Dovrebbero invece predisporre l’opinione pubblica sarda ad una rassegnazione più profonda e meno problematica. Più utile, insomma.
E in generale, anche noi stessi, cosa stiamo lì a discutere, protestare, pretendere di capire qualcosa e di dire la nostra?
Neanche fossimo davvero cittadini a tutti gli effetti! Ma chi ce lo ha messo in testa? E, in fondo, chi davvero ci ha mai creduto?
Certo, in un mondo ideale avremmo potuto affrontare l’emergenza in termini responsabili e solidali, garantendo la Sardegna dagli effetti peggiori del contagio – compresi quelli socio-economici – e sostenendo gli sforzi altrui.
Avremmo avuto un sistema sanitario pubblico efficiente, calibrato sulle reali esigenze dei cittadini e fondato sul principio del diritto alla salute.
Avremmo potuto avere una terra più prospera, economicamente più solida, socialmente più giusta.
Una terra molto meno inquinata, non votata ad attività industriali e militari deleterie, a pratiche economiche brutalmente estrattive, inquinanti, devastanti sul piano sociale e ambientale.
Avremmo potuto avere una storia di democrazia compiuta, di buon governo, di consapevolezza civica diffusa.
Avremmo potuto attuare una sana e diffusa politica di accoglienza solidale, anziché subire una diaspora debilitante.
Invece no.

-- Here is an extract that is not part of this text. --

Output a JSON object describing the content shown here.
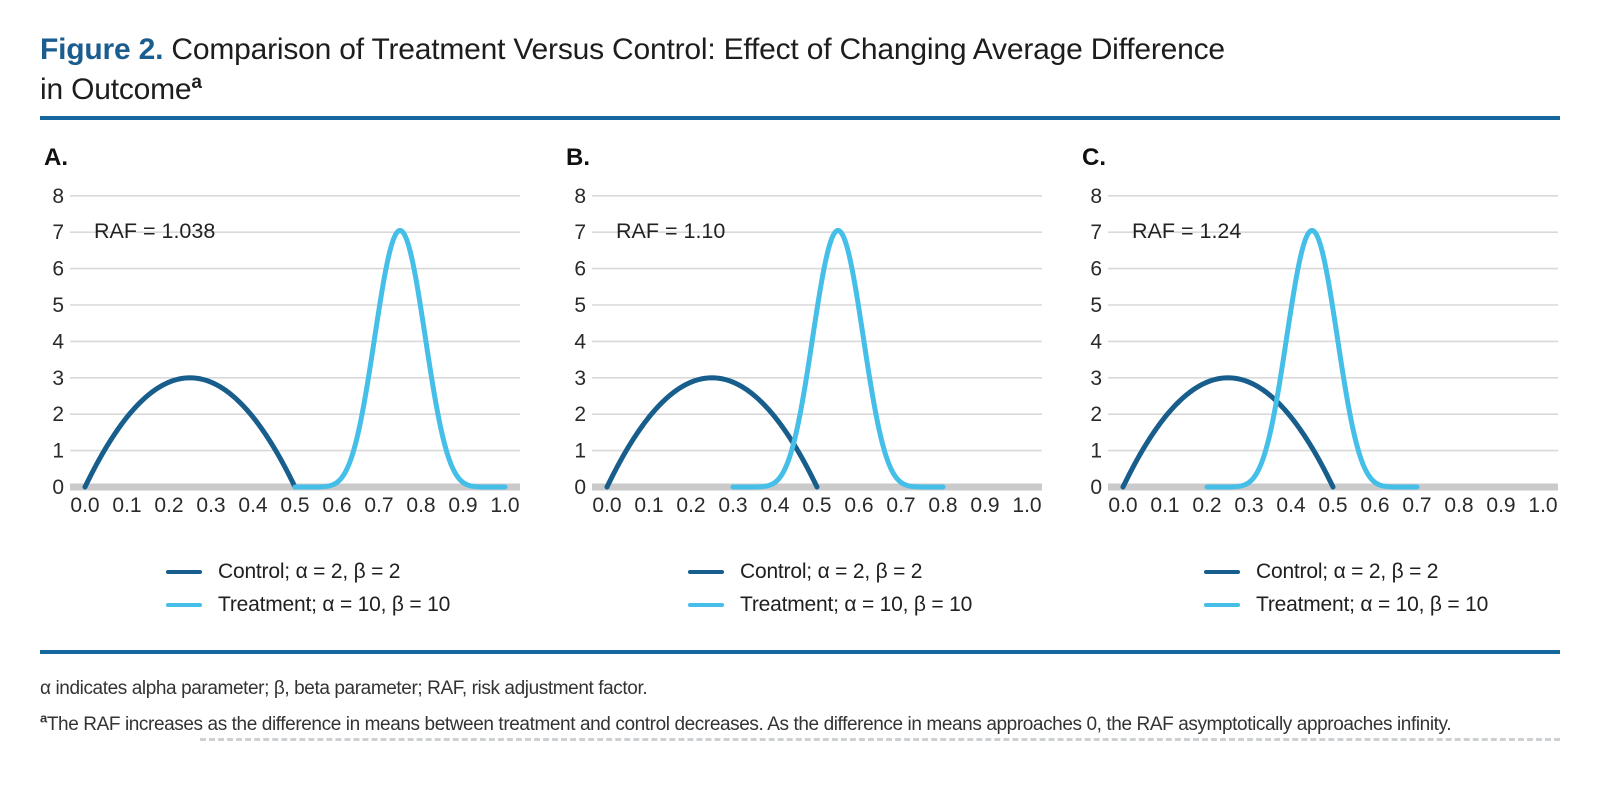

Siamo la miserabile colonia oltremarina di uno stato scalcagnato. Siamo una pedina sacrificabile in balia degli eventi. Per giunta, in un mondo invecchiato male e ormai affetto da una crisi strutturale permanente.
Ammettiamolo, accettiamolo e rinunciamo a trovare un senso in tutto questo. E che facciano di noi quel che vogliono.